Upon filing the Form 15, ClearStory’s obligation to file certain reports with the SEC, including Forms 10-KSB, 10-QSB and 8-K, will immediately be suspended, and accordingly, ClearStory does not intend to file its Form 10-KSB for the year ended March 31, 2006 with the SEC. ClearStory also expects, but cannot guarantee, that its common stock will continue to be quoted on “Pink Sheets” after it delists from the OTCBB; however, ClearStory cannot make any assurances that brokerage firms will continue to make a market in ClearStory’s common stock after delisting.

 

Pink Sheets, LLC is a provider of pricing and financial information for the over-the-counter securities markets.

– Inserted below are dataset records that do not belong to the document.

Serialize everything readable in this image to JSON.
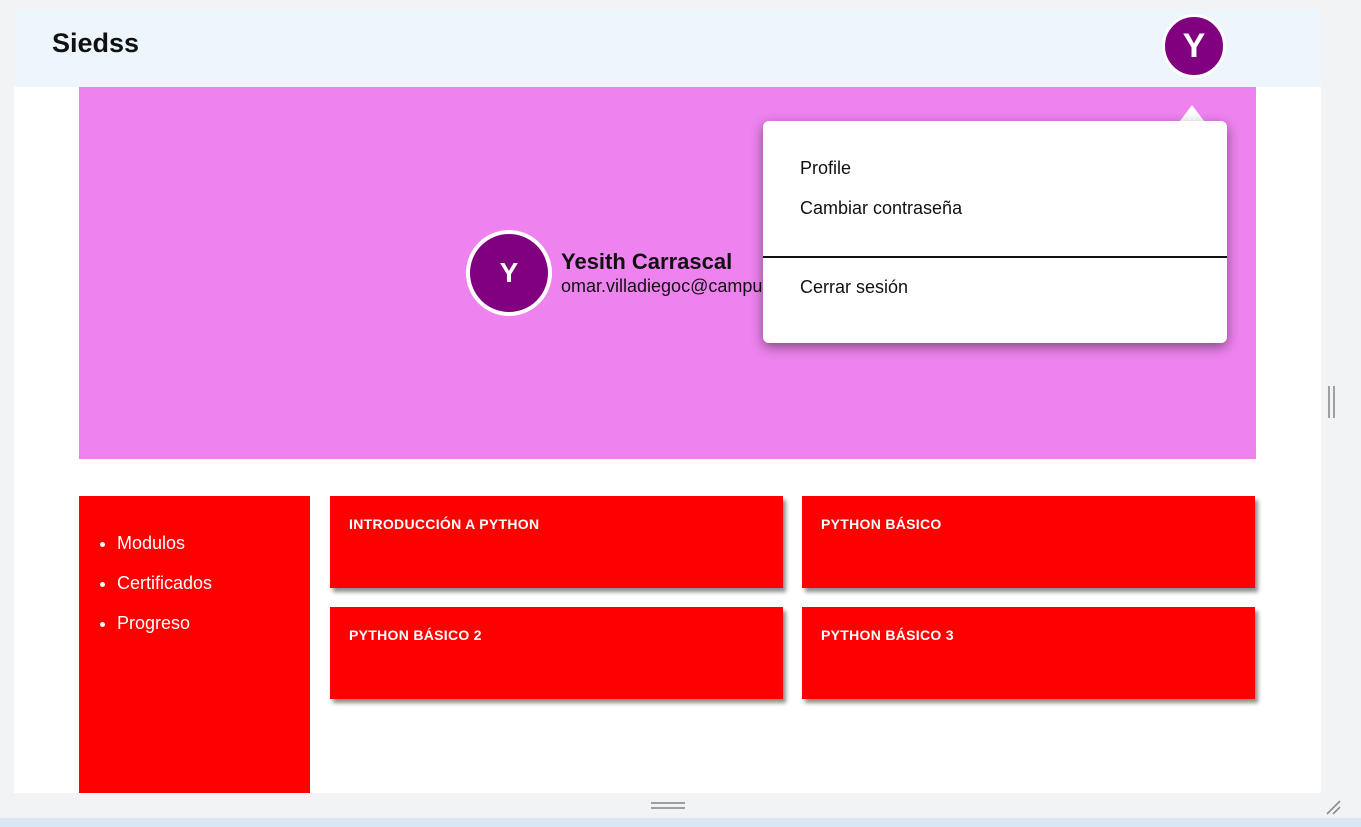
{
  "app": {
    "title": "Siedss",
    "avatar_initial": "Y"
  },
  "profile": {
    "avatar_initial": "Y",
    "name": "Yesith Carrascal",
    "email": "omar.villadiegoc@campu"
  },
  "user_menu": {
    "items": [
      {
        "label": "Profile"
      },
      {
        "label": "Cambiar contraseña"
      }
    ],
    "logout_label": "Cerrar sesión"
  },
  "sidebar": {
    "items": [
      {
        "label": "Modulos"
      },
      {
        "label": "Certificados"
      },
      {
        "label": "Progreso"
      }
    ]
  },
  "courses": [
    {
      "title": "INTRODUCCIÓN A PYTHON"
    },
    {
      "title": "PYTHON BÁSICO"
    },
    {
      "title": "PYTHON BÁSICO 2"
    },
    {
      "title": "PYTHON BÁSICO 3"
    }
  ],
  "colors": {
    "header_bg": "#eef6fd",
    "avatar": "#800080",
    "banner": "#ee82ee",
    "accent_red": "#ff0000"
  },
  "icons": {
    "scroll_grip": "vertical-resize-grip-icon",
    "bottom_grip": "horizontal-resize-grip-icon",
    "corner": "resize-corner-icon"
  }
}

It is a centralized quotation service that collects and publishes market maker quotes in real time, primarily through its website, www.pinksheets.com, which provides stock and bond price quotes, financial news and information about securities.

 

ClearStory expects that the deregistration of its common stock will become effective 90 days after the date of filing the Form 15 with the SEC.

 

About ClearStory Systems

ClearStory Systems is the leader in high-performance, content management solutions for digital media communications. ClearStory software manages the enterprise digital media supply chain— from creation and collaboration, to lifecycle management and delivery—to give companies a competitive advantage, marketing agility, cost avoidance, and maximum efficiency. Backed by premier customer support and service, ClearStory award-winning products are easy to use and readily align with our customers’ business objectives for both a rapid return-on-investment and low total cost of ownership. Visit us at www.clearstorysystems.com.

 

There are statements in this news release that contain forward-looking statements within the meaning of Section 27A of the Securities Act of 1933, as amended, and Section 21E of the Securities Exchange Act of 1934, as amended, including, for example, statements that ClearStory expects that the deregistration of its common stock will become effective 90 days after the date of filing the Form 15 with the SEC, that ClearStory expects its common stock will be quoted on the Pink Sheets and that ClearStory believes deregistration will reduce its expenses. These forward-looking statements include all statements that are not statements of historical fact and relate to the intent, belief, plans or expectations of ClearStory, its management, and its customers. Words like “plans,” “intends,” “believes,” “signifies,” “estimates,” “anticipate,” “will,” “expect,” and words of similar meaning are intended to identify forward-looking statements. Actual results may vary significantly from the forward-looking statements. For a detailed discussion of cautionary statements that may affect ClearStory’s future results of operations and financial results, please refer to ClearStory’s filings with the SEC, including its Annual Report on Form 10-KSB for the year-ended March 31, 2005, and its Quarterly Reports on Form 10-QSB. Actual results, events and performance may differ materially. Readers are cautioned not to place undue reliance on these forward-looking statements, which speak only as of the date hereof. ClearStory undertakes no obligation to release publicly the result of any revisions to these forward-looking statements that may be made to reflect events or circumstances after the date hereof or to reflect the occurrence of unanticipated events.